The spectator in a “dark room” is, on the contrary, a passive subject in a pure state… for the spectator, deep in his cell, a monad closed off to everything except the screen, enveloped in the double placenta of an anonymous community and obscurity, when the channels for action are blocked, then the locks to myth, dream, and magic open up.

-P97, UMP.

Of course in the age of 3D and live satellite broadcast, most of the time the spectator cannot be considered to be closed-off, (especially if they’re of the type to check their phone in the cinema). However, I feel Morin’s description is highly applicable to the type of experience I had seeing Into Great Silence. Of course, I can’t ignore the subject of the film as a contributory factor: a near three-hour documentary, with no commentary, observing the almost completely silent day to day lives of the inhabitants of the Grand Prior of the Carthusian Order, a monastery high on the French Alps. Adjusting myself to the pace of the film, the audience and I seemed to slip into a meditative state, colluding with the cyclical rhythm of the film, our mutual appreciation made apparent when the image-switched to slapstick – monks sledging provided a small release of hysteria amongst the ‘congregation’.
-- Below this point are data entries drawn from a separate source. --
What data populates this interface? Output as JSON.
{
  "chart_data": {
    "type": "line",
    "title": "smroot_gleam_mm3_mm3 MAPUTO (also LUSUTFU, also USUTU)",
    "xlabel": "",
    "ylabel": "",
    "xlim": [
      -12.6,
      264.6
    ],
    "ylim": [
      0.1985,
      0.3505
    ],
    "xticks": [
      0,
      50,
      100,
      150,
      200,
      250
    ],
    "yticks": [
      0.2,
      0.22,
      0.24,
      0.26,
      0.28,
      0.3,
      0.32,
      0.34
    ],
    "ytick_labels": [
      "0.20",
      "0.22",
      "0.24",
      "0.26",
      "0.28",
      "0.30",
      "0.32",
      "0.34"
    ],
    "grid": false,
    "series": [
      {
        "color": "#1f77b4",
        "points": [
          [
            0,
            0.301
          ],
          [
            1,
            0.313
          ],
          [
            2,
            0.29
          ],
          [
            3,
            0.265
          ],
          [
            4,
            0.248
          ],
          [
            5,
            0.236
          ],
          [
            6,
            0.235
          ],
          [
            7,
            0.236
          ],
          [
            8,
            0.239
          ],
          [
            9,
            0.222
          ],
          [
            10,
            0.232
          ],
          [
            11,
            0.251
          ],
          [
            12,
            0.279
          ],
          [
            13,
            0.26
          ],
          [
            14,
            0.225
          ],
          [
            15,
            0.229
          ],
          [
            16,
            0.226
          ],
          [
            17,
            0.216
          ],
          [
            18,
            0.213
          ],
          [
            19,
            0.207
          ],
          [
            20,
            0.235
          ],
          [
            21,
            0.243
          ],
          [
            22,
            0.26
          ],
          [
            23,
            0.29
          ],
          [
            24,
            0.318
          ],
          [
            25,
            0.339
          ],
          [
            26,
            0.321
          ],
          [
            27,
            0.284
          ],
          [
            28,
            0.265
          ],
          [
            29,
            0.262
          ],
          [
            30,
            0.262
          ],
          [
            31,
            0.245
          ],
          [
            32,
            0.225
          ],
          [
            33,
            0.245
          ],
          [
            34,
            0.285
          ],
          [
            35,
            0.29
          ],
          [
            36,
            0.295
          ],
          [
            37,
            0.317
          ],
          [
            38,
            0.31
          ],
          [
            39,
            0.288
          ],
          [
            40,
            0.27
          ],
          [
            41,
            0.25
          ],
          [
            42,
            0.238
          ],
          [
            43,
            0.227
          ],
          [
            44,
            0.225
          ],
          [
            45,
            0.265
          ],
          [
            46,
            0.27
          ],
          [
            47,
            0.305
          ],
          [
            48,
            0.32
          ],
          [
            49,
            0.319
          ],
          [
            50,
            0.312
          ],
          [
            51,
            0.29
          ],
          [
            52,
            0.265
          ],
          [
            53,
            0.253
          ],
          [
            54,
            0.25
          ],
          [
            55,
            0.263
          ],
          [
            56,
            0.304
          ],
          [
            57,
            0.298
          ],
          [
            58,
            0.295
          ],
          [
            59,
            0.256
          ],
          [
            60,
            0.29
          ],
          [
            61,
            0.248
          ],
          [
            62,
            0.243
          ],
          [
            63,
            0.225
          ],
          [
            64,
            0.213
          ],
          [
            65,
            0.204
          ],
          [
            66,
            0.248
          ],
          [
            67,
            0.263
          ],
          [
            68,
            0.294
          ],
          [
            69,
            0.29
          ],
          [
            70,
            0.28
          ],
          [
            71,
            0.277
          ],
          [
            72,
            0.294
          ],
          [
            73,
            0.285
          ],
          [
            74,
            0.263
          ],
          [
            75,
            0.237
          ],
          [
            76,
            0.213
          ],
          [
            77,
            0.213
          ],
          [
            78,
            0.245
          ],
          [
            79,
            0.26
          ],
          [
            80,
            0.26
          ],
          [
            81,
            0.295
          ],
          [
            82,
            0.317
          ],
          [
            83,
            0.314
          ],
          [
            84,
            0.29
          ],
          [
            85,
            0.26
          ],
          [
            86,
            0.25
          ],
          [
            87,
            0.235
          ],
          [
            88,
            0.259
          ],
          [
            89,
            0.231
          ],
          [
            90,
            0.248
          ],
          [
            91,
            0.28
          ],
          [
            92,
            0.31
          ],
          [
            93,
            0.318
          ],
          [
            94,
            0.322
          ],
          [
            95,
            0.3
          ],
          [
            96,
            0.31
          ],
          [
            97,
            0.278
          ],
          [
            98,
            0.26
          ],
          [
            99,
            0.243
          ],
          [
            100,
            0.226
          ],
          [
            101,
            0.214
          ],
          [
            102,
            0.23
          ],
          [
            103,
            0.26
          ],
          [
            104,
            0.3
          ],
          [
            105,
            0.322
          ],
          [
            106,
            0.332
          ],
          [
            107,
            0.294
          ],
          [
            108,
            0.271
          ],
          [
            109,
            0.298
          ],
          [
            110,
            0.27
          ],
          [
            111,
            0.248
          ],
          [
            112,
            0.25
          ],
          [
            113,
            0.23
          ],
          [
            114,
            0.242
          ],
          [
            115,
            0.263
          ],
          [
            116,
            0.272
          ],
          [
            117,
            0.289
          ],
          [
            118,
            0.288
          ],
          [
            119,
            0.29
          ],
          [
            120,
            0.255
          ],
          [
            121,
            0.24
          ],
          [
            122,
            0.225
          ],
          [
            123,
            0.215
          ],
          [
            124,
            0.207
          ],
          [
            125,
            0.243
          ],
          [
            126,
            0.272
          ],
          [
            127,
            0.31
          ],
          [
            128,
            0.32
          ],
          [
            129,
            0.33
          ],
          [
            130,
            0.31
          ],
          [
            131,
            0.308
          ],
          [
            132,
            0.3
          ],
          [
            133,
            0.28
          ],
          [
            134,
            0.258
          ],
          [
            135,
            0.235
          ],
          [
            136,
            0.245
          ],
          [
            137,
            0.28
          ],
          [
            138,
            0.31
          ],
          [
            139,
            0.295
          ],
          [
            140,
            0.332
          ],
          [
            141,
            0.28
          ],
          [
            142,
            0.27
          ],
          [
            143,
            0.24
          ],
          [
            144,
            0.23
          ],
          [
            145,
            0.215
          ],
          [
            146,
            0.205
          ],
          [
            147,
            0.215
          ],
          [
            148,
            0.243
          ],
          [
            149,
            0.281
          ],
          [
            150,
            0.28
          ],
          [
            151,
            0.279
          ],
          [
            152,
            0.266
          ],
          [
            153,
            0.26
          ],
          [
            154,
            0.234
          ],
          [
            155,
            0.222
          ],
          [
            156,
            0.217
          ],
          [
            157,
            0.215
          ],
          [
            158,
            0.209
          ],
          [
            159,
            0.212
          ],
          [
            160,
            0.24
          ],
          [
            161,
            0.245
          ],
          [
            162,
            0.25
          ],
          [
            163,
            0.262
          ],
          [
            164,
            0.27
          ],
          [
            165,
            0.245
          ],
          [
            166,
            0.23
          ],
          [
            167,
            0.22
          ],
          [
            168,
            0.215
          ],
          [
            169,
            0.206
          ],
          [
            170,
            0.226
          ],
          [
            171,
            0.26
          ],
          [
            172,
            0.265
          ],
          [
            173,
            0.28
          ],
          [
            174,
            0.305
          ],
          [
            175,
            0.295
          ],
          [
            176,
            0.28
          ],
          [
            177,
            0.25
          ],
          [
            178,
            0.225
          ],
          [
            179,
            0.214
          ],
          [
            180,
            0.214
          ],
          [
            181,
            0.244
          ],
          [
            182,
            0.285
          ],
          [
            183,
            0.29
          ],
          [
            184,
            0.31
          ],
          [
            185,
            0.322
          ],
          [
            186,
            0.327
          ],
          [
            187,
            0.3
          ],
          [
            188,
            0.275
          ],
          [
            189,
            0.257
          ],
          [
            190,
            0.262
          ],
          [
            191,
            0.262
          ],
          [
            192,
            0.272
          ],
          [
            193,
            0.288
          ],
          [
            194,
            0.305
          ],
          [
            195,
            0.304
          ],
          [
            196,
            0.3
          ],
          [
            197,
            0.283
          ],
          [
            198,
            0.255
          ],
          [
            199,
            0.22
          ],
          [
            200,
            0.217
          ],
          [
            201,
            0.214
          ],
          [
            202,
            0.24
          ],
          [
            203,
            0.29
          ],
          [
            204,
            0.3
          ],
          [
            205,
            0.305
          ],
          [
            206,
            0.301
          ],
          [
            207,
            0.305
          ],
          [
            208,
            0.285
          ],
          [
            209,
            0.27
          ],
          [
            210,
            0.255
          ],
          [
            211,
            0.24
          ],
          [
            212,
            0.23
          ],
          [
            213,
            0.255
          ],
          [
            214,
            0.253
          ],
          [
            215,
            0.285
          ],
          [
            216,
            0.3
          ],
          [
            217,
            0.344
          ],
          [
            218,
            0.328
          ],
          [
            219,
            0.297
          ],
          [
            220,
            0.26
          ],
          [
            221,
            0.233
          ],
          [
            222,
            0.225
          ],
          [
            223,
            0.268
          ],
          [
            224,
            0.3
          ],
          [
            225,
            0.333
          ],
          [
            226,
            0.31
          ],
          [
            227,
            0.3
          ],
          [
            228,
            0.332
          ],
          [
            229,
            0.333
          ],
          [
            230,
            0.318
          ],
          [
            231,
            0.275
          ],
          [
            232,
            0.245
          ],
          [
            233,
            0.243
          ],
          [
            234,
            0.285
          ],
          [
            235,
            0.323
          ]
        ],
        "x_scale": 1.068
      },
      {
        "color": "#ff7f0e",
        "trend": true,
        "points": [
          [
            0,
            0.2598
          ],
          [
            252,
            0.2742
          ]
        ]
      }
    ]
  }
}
Reverence therefore, can still be felt at the cinema. At a screening of his film The First Movie, Mark Cousins declared he felt cinema to be incredibly reverent, and if you’ve seen his The Story of Film: An Odyssey on More4 you will know that his musical voice-over drips of this sentiment in every word.

I wonder if others have had experiences like this in the past decade? In the 1990’s Susan Sontag declared the decay of cinema, but I think that we have now come back to an age of wonderful, exciting films. Even despite the financial restrictions that all artists face, cinema worthy of reverence is still being created, at least that’s what I believe.